How? How does one "nest" in an object store? An object, once
instantiated, instantiates another object. Why does this not work. The
object has hierarchical data? That's in the XML/JSON. Any generic object
management system with any specific object implementation needs to work
out these relationships.
> If you used an object database instead of a
> relational database then you could define or modify an appropriate
> class to encapsulate your XML or JSON objects.
This is nonsense. Seriously. I have a table:
create table myobjects(objectid int, object xml_type);
How is this not (a) valid or (b) legal?
Now, I have used this very structure in Java and PHP web sites using my
own extension in PHP and XStream in Java for years. The objects manage
themselves.
The best part is that, in postgresql, I can index on fields within the
object to find an object based on the value of a property. Can your
object store do that? No.
>
>> Most RDBMS these days have support for XML or JSON, hell you could
>> serialize binary objects from C or C++ into a blob if you are
>> insistent about binary objects, but none of the "object" databases
>> support binary objects, per se'
>
> Because it's unnecessary. Objects are arbitrary.

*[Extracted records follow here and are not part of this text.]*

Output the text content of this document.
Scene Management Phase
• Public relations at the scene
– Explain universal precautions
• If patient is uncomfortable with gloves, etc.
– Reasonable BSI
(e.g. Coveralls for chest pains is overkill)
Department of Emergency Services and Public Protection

You can construct
> them however you like.
Well, yes, I could make a cycle with 5 wheels, but there are conventions.
> The only requirement for the engine is to be
> 8-bit clean.
"8-bit clean" you mean the data stream need to be UTF-8, correct?
> This goes for any storage system, not just database
> engines.
Exactly. So what advantage does your data store have over an RDBMS when
and RDBMS can do anything your data store can do?
>
>
> As for DNS, yes, any given zone can be implemented as a table. But the
> whole of DNS isn't a table. It's a hierarchy of objects.
I don't know about you, but I use a database for my domain DNS servers,
yes postgresql. Its actually two tables, the domain entry table and the
hosts table. I have a web administration package for it and I use
replication to copy changes. It works great.